Due parole su Pino, operaio della FIAT di Pomigliano

Giuseppe de Crescenzo, 43 anni, un operaio del polo logistico della Fiat, si è ucciso stanotte nella sua casa di Afragola. Così racconta la cronaca, che non manca di ricordarci che Pino aveva problemi familiari, che le cause del gesto sarebbero attribuibili alla sua separazione, alla lontananza dai due figli. Non certo alla sua condizione lavorativa, quella di cassaintegrato a zero ore da sei anni, deportato nei reparti-confino creati dalla FIAT a Nola…

Noi abbiamo sempre pensato che dietro a un atto così intimo come un suicidio ci siano sempre motivazioni sottili e segrete, e si debba stare un attimo in silenzio, tacere e stringersi intorno agli affetti che restano, alla moglie, ai figli, agli amici che devono sopportare un colpo così duro. Qui il silenzio è la migliore forma di rispetto che si possa avere: che parli invece chi conosceva Pino, che si ricordino i suoi momenti felici. Stiano zitti i giornalisti, i politici, i commentatori da bar, che di quella vita non sapevano niente.

Ma noi invece vogliamo parlare, fosse anche soltanto per elaborare insieme questo lutto. Perché, anche se Pino non lo conoscevamo direttamente, di lui ci sentiamo intimamente compagni. Perché Pino era un operaio, perché Pino era vittima di ingiustizia, perché Pino era un militante dello SLAI COBAS.

E vogliamo parlare per sottolineare una verità indiscutibile. Noi non sappiamo quale disperazione ti porta a toglierti la vita, se davvero si possono trovare delle “cause” per un tale gesto, ma sappiamo di sicuro che se metti una persona a fare una vita difficile, dura, se gli togli il lavoro, e la lasci per sei anni in cassa integrazione, se non gli dai speranza e prospettive, ogni momento di dolore si fa più difficile, ogni difficoltà, anche personale, si fa enorme.

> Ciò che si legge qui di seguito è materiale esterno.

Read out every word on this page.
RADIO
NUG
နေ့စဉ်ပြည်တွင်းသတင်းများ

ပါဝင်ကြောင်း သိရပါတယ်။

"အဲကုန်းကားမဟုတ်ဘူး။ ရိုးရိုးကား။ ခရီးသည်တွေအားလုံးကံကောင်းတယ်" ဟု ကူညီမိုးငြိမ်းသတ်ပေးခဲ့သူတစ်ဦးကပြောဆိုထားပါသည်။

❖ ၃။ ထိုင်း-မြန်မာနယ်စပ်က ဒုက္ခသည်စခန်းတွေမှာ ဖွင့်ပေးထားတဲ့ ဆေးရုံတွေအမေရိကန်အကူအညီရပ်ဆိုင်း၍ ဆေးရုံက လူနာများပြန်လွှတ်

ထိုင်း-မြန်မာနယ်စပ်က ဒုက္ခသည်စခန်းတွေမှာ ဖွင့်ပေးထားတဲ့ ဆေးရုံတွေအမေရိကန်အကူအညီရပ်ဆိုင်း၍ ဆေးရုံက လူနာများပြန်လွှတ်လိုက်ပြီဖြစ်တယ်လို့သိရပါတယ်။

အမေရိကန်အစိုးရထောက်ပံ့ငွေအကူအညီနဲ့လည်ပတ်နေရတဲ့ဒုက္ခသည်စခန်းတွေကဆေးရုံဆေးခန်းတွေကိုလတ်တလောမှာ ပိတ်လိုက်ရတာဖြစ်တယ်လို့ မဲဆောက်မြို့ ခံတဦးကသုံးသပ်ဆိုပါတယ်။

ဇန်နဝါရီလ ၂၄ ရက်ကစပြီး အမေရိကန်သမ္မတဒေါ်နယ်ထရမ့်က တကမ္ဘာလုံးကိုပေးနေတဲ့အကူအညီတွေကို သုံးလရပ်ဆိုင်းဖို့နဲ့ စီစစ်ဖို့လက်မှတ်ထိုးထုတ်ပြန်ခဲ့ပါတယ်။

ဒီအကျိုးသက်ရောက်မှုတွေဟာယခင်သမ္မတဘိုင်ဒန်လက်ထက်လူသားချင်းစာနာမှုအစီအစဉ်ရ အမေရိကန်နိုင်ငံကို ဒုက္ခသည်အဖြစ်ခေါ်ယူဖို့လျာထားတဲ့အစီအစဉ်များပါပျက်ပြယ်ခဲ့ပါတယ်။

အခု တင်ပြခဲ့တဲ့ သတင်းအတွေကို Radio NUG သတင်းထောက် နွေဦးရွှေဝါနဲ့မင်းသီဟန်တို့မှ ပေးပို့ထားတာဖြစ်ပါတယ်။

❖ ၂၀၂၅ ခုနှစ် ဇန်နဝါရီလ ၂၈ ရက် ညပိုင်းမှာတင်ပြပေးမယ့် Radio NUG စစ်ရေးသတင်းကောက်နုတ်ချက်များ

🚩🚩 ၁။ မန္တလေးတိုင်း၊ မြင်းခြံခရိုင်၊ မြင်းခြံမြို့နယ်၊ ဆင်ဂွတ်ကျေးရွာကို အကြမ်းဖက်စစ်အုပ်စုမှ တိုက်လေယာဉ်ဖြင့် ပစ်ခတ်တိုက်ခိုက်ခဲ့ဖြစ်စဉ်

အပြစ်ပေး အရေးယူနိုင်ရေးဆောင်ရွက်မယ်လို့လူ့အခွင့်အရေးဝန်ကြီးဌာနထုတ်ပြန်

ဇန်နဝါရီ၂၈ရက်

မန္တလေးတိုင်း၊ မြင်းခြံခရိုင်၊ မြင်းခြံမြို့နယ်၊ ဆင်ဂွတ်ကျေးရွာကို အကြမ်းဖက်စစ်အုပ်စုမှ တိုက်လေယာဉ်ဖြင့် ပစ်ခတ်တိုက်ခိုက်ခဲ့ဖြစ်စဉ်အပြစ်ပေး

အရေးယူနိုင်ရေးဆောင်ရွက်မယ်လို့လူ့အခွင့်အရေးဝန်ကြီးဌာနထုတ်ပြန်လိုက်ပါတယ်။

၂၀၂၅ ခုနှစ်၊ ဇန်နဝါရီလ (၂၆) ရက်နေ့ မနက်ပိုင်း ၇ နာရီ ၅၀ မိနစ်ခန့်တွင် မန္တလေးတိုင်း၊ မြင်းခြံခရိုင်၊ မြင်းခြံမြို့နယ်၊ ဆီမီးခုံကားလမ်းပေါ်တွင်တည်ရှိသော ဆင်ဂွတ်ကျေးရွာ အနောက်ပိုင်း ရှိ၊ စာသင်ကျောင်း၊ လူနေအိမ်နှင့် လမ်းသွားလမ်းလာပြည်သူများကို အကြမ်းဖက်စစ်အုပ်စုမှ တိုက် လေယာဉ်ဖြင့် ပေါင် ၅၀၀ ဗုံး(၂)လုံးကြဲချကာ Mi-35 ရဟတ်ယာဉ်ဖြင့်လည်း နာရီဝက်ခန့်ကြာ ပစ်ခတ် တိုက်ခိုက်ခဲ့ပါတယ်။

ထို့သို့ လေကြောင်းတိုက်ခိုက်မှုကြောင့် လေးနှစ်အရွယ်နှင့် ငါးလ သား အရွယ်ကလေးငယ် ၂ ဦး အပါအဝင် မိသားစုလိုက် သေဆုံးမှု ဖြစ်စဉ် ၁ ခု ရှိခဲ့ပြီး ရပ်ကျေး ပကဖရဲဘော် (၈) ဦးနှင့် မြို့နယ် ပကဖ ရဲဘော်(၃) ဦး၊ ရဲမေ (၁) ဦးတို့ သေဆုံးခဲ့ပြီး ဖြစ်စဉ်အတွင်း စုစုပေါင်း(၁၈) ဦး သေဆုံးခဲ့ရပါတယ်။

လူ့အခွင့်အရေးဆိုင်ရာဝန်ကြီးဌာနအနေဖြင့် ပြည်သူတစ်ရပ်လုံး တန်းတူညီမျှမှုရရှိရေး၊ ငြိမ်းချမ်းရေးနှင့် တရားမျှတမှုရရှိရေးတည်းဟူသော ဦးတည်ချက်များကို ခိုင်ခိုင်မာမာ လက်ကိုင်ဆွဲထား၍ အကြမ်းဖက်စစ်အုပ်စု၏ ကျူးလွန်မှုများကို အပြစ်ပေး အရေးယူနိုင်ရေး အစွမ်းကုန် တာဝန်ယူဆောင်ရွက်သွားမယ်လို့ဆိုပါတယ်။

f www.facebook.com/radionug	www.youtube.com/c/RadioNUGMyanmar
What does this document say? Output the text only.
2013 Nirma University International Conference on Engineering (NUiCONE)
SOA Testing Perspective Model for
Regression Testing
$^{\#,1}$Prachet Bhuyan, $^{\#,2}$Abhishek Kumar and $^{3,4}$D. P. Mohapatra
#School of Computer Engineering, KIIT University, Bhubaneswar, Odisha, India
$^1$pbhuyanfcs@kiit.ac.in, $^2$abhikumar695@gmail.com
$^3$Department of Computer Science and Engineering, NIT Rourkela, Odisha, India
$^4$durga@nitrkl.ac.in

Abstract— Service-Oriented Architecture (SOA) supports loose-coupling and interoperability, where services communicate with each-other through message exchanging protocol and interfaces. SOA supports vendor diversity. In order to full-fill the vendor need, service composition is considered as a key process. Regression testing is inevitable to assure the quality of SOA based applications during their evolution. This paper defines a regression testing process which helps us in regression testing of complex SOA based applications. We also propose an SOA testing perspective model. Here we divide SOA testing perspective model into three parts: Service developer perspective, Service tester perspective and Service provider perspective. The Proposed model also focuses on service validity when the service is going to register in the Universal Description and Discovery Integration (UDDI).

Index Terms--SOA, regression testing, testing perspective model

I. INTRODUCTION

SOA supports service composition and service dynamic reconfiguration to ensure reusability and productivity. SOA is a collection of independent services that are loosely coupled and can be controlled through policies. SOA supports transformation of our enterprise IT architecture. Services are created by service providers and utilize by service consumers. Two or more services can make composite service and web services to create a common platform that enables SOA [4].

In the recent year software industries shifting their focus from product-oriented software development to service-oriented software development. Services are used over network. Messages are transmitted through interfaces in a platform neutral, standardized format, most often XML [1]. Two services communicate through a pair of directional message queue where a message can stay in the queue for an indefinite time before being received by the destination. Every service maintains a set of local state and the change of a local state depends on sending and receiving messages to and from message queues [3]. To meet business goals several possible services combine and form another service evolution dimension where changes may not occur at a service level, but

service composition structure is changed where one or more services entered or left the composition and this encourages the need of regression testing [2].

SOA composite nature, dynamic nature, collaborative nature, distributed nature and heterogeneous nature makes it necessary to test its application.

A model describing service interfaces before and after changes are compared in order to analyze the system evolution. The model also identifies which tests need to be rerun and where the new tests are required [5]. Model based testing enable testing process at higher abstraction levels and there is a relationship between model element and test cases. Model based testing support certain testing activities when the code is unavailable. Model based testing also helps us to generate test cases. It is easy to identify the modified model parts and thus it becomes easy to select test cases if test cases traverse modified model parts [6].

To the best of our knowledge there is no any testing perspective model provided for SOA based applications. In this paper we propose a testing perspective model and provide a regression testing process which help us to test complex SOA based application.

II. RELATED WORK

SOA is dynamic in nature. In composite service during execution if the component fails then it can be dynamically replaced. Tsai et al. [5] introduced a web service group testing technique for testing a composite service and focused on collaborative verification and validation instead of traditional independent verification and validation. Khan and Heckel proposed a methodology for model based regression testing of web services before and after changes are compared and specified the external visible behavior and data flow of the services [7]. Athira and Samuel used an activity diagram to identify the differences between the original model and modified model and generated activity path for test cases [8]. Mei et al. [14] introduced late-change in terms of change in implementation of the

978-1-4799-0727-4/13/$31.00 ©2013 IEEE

Come molti militanti dello SLAI COBAS, identificato già venti anni fa dalla stessa FIAT come il sindacato più battagliero dell’azienda, Pino era stato deportato nel 2008 nel reparto-confino di Nola. Un reparto dove venivano messi gli operai “fastidiosi”, fastidiosi solo perché magari avevano osato rivendicare i loro diritti, perché si erano opposti allo sfruttamento che ogni giorno si vive in fabbrica. Un reparto che non è mai stato messo in funzione, lontano da tutto, dove non si faceva nulla, dove ti assaliva il senso di inutilità, dove eri isolato dal corpo operaio di Pomigliano e dalle sue lotte, che spesso ti danno la forza per tenerti in vita. Di fronte a questo gesto della FIAT, poche erano state le reazioni “indignate” del mondo intellettuale, della società civile, degli stessi altri sindacati, che non solo non si erano opposti a questa deportazione di trecento operai, ma l’avevano ben vista per poter finalmente allontanare da Pomigliano dei sindacalisti “guastafeste”, che li inchiodavano alle loro responsabilità. È giusto ricordare questa cosa, per rendere onore a Pino e a tutti i suoi compagni che ancora resistono.

Per questo pensiamo che i responsabili di questa morte siano da ricercare nella dirigenza della FIAT, in Elkann, in Marchionne, nei sindacati complici, che hanno consapevolmente ingannato e tradito i lavoratori, che ne hanno peggiorato le condizioni con l’Accordo di Pomigliano del 2010. Un Accordo-truffa, che scambiava i diritti con il mantenimento dei livelli occupazionali, e che alla fine ha distrutto questi e quelli. Mentre si è sempre più sfruttati, si è sempre, anche più, disoccupati. Nel frattempo la FIAT si fonde con Chrysler, diventa FCA per speculare meglio sui mercati finanziari, se ne va dall’Italia, e gli enormi profitti che fa li sconta, pochissimo, a Londra…

Ecco qual è la verità dietro questa tragica storia. E se vogliamo che il gesto di Pino non sia stato vano, dobbiamo prenderci il tempo per meditare, e la voglia per agire. Per ritrovare quell’unità di classe che sola ci può fare vincere contro dei padroni che ci vogliono come macchine, come schiavi, come costi del processo produttivo, che si possono allontanare o buttare via in qualsiasi momento siano di troppo. Sappiamo che tutto questo è molto difficile, ma sappiamo anche che alternative non ce ne sono. E la nostra fiducia negli operai e nei compagni, oltre che tutta la storia del movimento dei lavoratori, ci spinge a credere che anche le cose più difficili siano possibili.